Indisputably, an interior conceived with careful consideration of the elements and principles of design – space, line, texture, balance, rhythm, and so forth – is infinitely more likely to be good design than an interior that is simply thrown together. A space so conceived just feels right. But this isn’t the whole story. Most interiors are used by people and the functional and emotional needs of those people have to be met before a design can be deemed to be truly good. An acclaimed design that disregards the needs of the people who experience it is, in my mind, needlessly pretentious.
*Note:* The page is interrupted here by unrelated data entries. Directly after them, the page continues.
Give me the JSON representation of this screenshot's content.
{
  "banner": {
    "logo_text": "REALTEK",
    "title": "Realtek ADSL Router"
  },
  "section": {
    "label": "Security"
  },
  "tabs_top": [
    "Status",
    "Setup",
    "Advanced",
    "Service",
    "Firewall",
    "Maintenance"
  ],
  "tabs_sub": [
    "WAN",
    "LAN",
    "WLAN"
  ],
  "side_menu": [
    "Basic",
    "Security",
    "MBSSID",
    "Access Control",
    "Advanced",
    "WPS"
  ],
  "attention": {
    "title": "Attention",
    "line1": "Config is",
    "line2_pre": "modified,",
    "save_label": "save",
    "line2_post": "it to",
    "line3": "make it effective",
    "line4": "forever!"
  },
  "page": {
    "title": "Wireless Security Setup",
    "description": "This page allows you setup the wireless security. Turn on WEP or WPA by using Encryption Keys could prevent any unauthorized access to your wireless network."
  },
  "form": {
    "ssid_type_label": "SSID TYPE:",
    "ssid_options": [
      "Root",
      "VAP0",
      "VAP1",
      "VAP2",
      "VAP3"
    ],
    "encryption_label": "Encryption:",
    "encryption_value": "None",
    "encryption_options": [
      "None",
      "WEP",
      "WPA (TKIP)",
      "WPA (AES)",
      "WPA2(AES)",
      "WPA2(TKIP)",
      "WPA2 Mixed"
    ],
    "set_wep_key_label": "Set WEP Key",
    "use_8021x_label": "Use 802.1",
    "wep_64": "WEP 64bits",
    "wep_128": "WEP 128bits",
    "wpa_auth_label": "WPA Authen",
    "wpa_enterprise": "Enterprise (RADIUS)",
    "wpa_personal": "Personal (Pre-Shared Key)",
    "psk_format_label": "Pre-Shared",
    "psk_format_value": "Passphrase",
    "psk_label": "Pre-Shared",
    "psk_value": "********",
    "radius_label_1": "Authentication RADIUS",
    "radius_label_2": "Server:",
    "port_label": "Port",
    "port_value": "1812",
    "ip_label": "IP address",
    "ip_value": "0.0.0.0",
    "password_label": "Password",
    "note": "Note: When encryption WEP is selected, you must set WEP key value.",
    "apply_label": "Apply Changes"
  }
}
But can an interior design that generally disregards the elements and principles of design but fully satisfies the emotional needs of the people who use the space also be “good” design? Interiors are, after all, for using and experiencing. If an interior creates a positive emotional connection with its users and people want to be in the space, it’s a good thing.

I suppose it can be argued that such a space might be good, but it’s not “design.” Logically, a “designed” space should at least consider the elements and principles of design. Actually I strongly agree with this. Striking an emotional chord, however, may require stepping outside these boundaries to some extent. Emotions are by nature chaotic and perhaps a design that successfully touches emotion has to embrace a certain amount of chaos. Design chaos may be the antithesis of the elements and principles – or it may be one of the most important elements of all.

My bathroom, and indeed all of my house, is a hodge-podge of intense color, textures, art, and random furniture with no particular style or design direction, but everyone who comes in says they absolutely love it. There’s got to be something to be said for that. Clearly this bathroom is not even close to being “good design,” but its strong emotional appeal gives it definite design value. Good design is complex.

[Note to self: I started this post because I saw a sink in a magazine and wanted to record the name of the manufacturer so I could find it if I ever decide to remodel this bathroom. The post turned into something else, but the company with the sinks is AFNY Architectural Fixtures.]